Doing Line and Word Breaking in XSLT

The i18n library provides XSLT access to the ICU4J line and working functions.

The i18n XSLT utility library provides functions for doing locale-aware word and line breaking of strings. This can be useful for things like estimating rendered lengths of strings, generating word indexes, and finding appropriate points to insert zero-width spaces in literal examples where line wrapping would not otherwise occur.

The file test/xsl/test-collator.xsl in the i18n plugin demonstrates how to use the collator and the line and word breaking utility functions.

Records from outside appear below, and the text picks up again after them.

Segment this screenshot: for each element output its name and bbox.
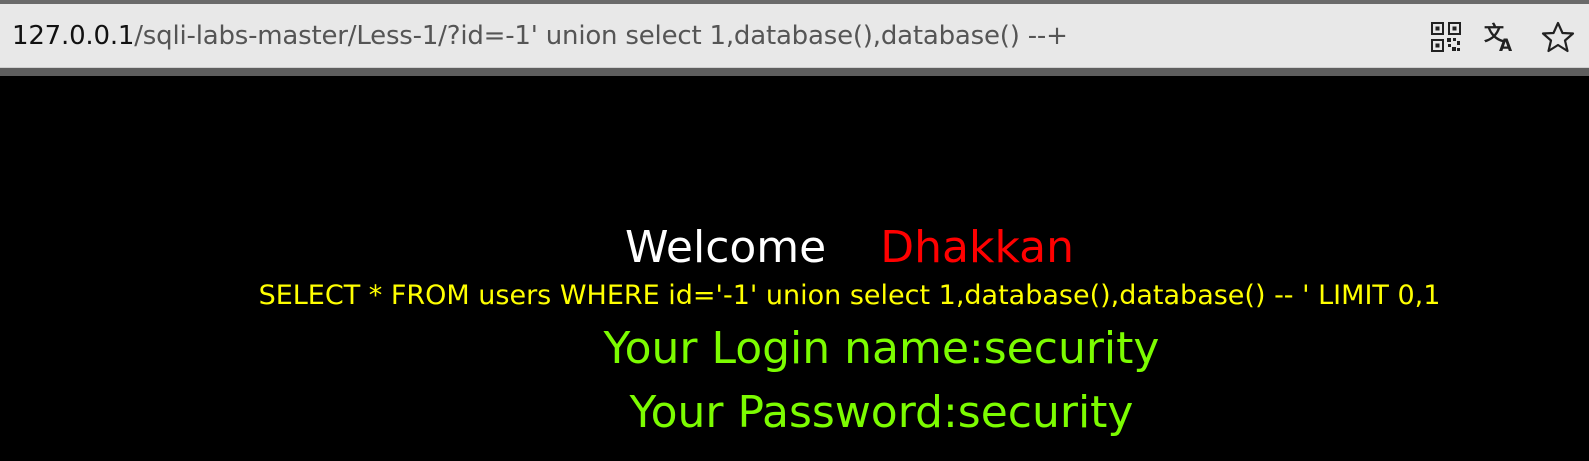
qr-code-icon[interactable] <box>1431 22 1461 52</box>
welcome-heading: Welcome Dhakkan <box>0 220 1589 276</box>
user-name: Dhakkan <box>880 222 1075 273</box>
svg-text:A: A <box>1499 36 1513 54</box>
star-icon[interactable] <box>1538 20 1578 54</box>
page-content: Welcome Dhakkan SELECT * FROM users WHERE… <box>0 76 1589 461</box>
password-result: Your Password:security <box>629 387 1134 438</box>
sql-query-text: SELECT * FROM users WHERE id='-1' union … <box>258 280 1441 311</box>
login-name-result: Your Login name:security <box>603 323 1160 374</box>
url-host: 127.0.0.1 <box>12 21 135 51</box>
url-field[interactable]: 127.0.0.1/sqli-labs-master/Less-1/?id=-1… <box>12 18 1068 54</box>
url-path: /sqli-labs-master/Less-1/?id=-1' union s… <box>134 21 1068 51</box>
address-bar[interactable]: 127.0.0.1/sqli-labs-master/Less-1/?id=-1… <box>0 4 1589 68</box>
translate-icon[interactable]: 文 A <box>1483 20 1519 56</box>
browser-chrome-separator <box>0 68 1589 76</box>
welcome-text: Welcome <box>624 222 827 273</box>
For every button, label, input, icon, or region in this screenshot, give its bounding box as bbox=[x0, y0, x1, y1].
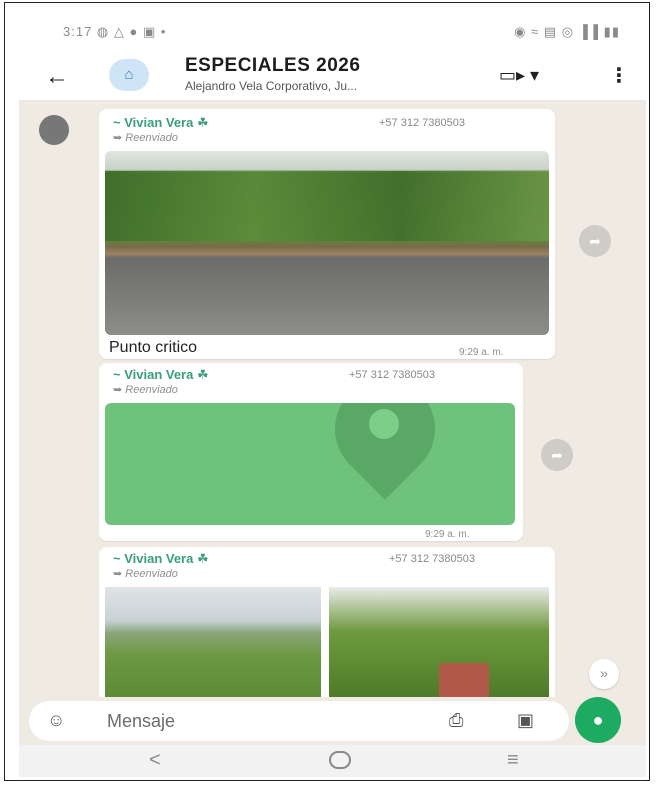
more-options-icon[interactable]: ⋮ bbox=[609, 63, 629, 88]
chat-subtitle[interactable]: Alejandro Vela Corporativo, Ju... bbox=[185, 79, 357, 93]
message-2-forwarded: ➥ Reenviado bbox=[113, 384, 178, 396]
message-3-sender[interactable]: ~ Vivian Vera ☘ bbox=[113, 551, 209, 567]
message-input[interactable] bbox=[107, 707, 407, 735]
camera-icon[interactable]: ▣ bbox=[517, 710, 534, 731]
sender-avatar[interactable] bbox=[39, 115, 69, 145]
message-2-phone: +57 312 7380503 bbox=[349, 369, 435, 381]
chat-area[interactable]: ~ Vivian Vera ☘ +57 312 7380503 ➥ Reenvi… bbox=[19, 101, 646, 697]
message-1-photo[interactable] bbox=[105, 151, 549, 335]
chat-title[interactable]: ESPECIALES 2026 bbox=[185, 55, 360, 77]
back-arrow-icon[interactable]: ← bbox=[45, 63, 69, 91]
nav-home-icon[interactable] bbox=[329, 751, 351, 769]
message-1-caption: Punto critico bbox=[109, 339, 198, 356]
microphone-icon[interactable]: ● bbox=[575, 697, 621, 743]
location-map[interactable] bbox=[105, 403, 515, 525]
message-2-time: 9:29 a. m. bbox=[425, 529, 470, 540]
message-1-sender[interactable]: ~ Vivian Vera ☘ bbox=[113, 115, 209, 131]
video-call-icon[interactable]: ▭▸ ▾ bbox=[499, 65, 539, 86]
forward-icon-1[interactable]: ➦ bbox=[579, 225, 611, 257]
message-1-time: 9:29 a. m. bbox=[459, 347, 504, 358]
sticker-icon[interactable]: ☺ bbox=[47, 710, 65, 731]
chat-header: ← ⌂ ESPECIALES 2026 Alejandro Vela Corpo… bbox=[19, 51, 646, 101]
system-nav-bar: < ≡ bbox=[19, 745, 646, 777]
forward-icon-2[interactable]: ➦ bbox=[541, 439, 573, 471]
photo-vegetation bbox=[105, 171, 549, 241]
status-time: 3:17 ◍ △ ● ▣ • bbox=[63, 24, 167, 39]
map-pin-dot bbox=[369, 409, 399, 439]
message-3-photo-1[interactable] bbox=[105, 587, 321, 697]
attach-icon[interactable]: ⎙ bbox=[449, 710, 463, 731]
message-3-forwarded: ➥ Reenviado bbox=[113, 568, 178, 580]
message-1-phone: +57 312 7380503 bbox=[379, 117, 465, 129]
screenshot-frame: 3:17 ◍ △ ● ▣ • ◉ ≈ ▤ ◎ ▐▐ ▮▮ ← ⌂ ESPECIA… bbox=[4, 2, 650, 781]
nav-back-icon[interactable]: < bbox=[149, 749, 161, 772]
phone-screen: 3:17 ◍ △ ● ▣ • ◉ ≈ ▤ ◎ ▐▐ ▮▮ ← ⌂ ESPECIA… bbox=[19, 9, 646, 777]
status-bar: 3:17 ◍ △ ● ▣ • ◉ ≈ ▤ ◎ ▐▐ ▮▮ bbox=[19, 9, 646, 51]
photo-path bbox=[439, 663, 489, 697]
photo-road bbox=[105, 259, 549, 335]
nav-recents-icon[interactable]: ≡ bbox=[507, 749, 519, 772]
message-input-bar: ☺ ⎙ ▣ bbox=[29, 701, 569, 741]
status-icons: ◉ ≈ ▤ ◎ ▐▐ ▮▮ bbox=[514, 24, 620, 39]
group-avatar[interactable]: ⌂ bbox=[109, 59, 149, 91]
message-2-sender[interactable]: ~ Vivian Vera ☘ bbox=[113, 367, 209, 383]
message-3-photo-2[interactable] bbox=[329, 587, 549, 697]
message-3-phone: +57 312 7380503 bbox=[389, 553, 475, 565]
scroll-down-icon[interactable]: » bbox=[589, 659, 619, 689]
message-1-forwarded: ➥ Reenviado bbox=[113, 132, 178, 144]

For example, to break a line into words you can do something like this:
<xsl:variable name="words" as="xs:string*"
  select="dci18n:splitWords(normalize-space(.), $langCode)
/>
<xsl:for-each select="$words">
  <p><span class="word"><xsl:value-of select="."/></span></p>
</xsl:for-each>

The dci18n:splitWords() function only returns words, omitting any whitespace, punctuation, or other non-word characters. The function will return at least one word unless the input string is empty or consists only of non-word characters.

The dci18n:splitLines() function works the same way, splitting the text into a sequence of strings, each string representing the string from the previous line break point to the next one (or from the start of the string to the first break point). The result reflects all the characters in the input string.